Spread about 1 tablespoon of Green Goddess Herb Pesto onto each slice of bread (2 tablespoons total, but if you’re sensitive, go light, the pesto is STRONG).

On one slice of bread, add 1 slice of cheese, sliced avocado, crumbled goat cheese, spinach, second slice of cheese, then top it with second slice of bread. Press together gently.

Heat 1 tablespoon olive oil in a frying pan over medium low heat. (If you want to use butter, add it to the oil and let it melt). Add the sandwich to the oil and cook until bread is golden brown. Press down on the sandwich lightly, then flip the sandwich over and cook until second side is golden brown.

Green Goddess Herb Pesto

Ingredients

  • 1 clove garlic
  • 1 (or 2 if you’re ballsy) anchovy fillet (in oil) – I actually left these out and it was still very tasty.
  • ½ small shallot, chopped (about 1 tablespoon)
  • 1 teaspoon lemon juice
  • handful chopped fresh Italian parsley
  • handful chopped kale
  • 2-3 tablespoons chopped fresh tarragon
  • 1 tablespoon chopped chives
  • ¼ cup olive oil
  • salt and pepper to taste

Directions

Pulse garlic, anchovy, and shallot in food processor until chopped. With the food processor running, add lemon juice, parsley, kale, tarragon and chives. Very slowly drizzle in olive oil until kale and herbs get sufficiently chopped and everything is the consistency of a pesto. You may need more or less of the olive oil depending on how big a “handful” of herbs is to you. You can also turn off the food processor and push herbs down the side of the bowl with a spatula every once in a while.

Season to taste with salt and pepper (You probably won’t need too much salt if you used 2 anchovies).

Consensus:

SOOOOO Delicious!  The flavor combination is unreal.  It was definitely very tasty, and the boys ate it!  I mean, The Wild One peeled some spinach off, but he ate the rest so I was happy!

 

What’s for Dinner Wednesday: Homemade Spaghetti Sauce from Frozen Tomatoes

Did you know you can freeze tomatoes?  I thought it was frowned upon, but I saw (here) the other day that you can totally do it!  We got a bag of free tomatoes a few weeks ago that were about to bite the dust, so I threw them in the freezer.  Today I dumped them in a crockpot with a few seasonings and by the end of the day I had homemade spaghetti sauce.  Voila!  It was a little bit runny, but that’s my only complaint.  Anyone know how to fix that?  I heard that if you make spaghetti sauce from scratch, you are supposed to de-seed them first.  Maybe that was my problem.

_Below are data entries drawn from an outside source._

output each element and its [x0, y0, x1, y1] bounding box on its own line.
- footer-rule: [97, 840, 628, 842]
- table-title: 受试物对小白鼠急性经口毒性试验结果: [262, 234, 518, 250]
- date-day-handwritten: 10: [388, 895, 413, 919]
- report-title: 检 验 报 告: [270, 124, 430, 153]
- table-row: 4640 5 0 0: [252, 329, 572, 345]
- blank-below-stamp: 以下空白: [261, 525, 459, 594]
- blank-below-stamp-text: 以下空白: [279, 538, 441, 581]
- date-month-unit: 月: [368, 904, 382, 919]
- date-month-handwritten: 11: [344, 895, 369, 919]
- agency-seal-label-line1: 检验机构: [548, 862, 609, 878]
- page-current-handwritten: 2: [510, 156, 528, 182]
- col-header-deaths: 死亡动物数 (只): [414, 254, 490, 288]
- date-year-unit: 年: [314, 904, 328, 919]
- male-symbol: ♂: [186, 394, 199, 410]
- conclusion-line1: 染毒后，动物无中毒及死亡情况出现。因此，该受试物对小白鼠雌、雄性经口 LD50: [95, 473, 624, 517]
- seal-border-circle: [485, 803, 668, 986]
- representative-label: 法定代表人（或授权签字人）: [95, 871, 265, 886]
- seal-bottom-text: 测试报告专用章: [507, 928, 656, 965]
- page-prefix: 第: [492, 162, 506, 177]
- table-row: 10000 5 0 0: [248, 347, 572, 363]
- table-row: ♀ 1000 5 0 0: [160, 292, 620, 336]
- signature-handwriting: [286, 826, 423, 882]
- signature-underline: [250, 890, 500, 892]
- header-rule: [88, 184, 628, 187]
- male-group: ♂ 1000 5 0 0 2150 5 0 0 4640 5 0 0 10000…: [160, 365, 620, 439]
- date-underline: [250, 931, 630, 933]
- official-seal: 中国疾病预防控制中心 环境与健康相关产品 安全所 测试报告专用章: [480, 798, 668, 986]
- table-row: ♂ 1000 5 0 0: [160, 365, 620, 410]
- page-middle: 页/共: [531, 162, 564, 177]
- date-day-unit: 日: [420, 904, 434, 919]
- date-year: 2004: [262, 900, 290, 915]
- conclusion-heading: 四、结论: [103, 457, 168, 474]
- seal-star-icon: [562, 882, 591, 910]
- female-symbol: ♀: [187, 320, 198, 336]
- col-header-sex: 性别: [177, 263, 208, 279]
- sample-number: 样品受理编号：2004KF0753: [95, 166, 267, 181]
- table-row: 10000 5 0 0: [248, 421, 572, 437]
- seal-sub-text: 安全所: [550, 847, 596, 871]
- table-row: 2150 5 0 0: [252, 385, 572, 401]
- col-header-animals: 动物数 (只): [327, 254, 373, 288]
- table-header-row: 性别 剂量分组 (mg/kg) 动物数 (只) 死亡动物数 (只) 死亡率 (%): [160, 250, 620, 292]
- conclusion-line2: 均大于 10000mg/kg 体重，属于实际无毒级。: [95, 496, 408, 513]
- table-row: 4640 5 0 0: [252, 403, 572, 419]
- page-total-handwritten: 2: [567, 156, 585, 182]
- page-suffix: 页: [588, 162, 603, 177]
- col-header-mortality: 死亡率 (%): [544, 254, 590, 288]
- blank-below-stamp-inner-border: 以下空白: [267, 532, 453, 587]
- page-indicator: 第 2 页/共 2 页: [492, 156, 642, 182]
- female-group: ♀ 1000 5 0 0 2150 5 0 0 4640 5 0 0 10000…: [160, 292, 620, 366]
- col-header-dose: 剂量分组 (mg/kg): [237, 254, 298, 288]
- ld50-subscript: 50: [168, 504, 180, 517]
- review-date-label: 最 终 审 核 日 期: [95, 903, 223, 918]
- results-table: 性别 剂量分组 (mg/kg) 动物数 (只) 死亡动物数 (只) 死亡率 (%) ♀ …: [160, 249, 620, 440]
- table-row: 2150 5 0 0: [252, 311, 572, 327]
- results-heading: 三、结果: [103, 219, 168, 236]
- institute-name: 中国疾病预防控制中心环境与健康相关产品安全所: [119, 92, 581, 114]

Anyway, here’s how you do it.  (Originally from Superhealthykids.com)

 

 

Homemade Spaghetti Sauce from Frozen Tomatoes

 

  • 3 frozen, whole tomatoes
  • 3 cans diced tomatoes
  • 3 Tbs Italian Seasoning
  • I also added a bit of salt to taste

Dump it in the crockpot and cook on low for 5 hours or so.  After the tomatoes defrost, the peel comes off really easily. Just peel it off and throw it away.

The tomatoes just break apart and form this lovely mush.

After it’s done cooking, put it in a blender for a few seconds, and it’s ready to go!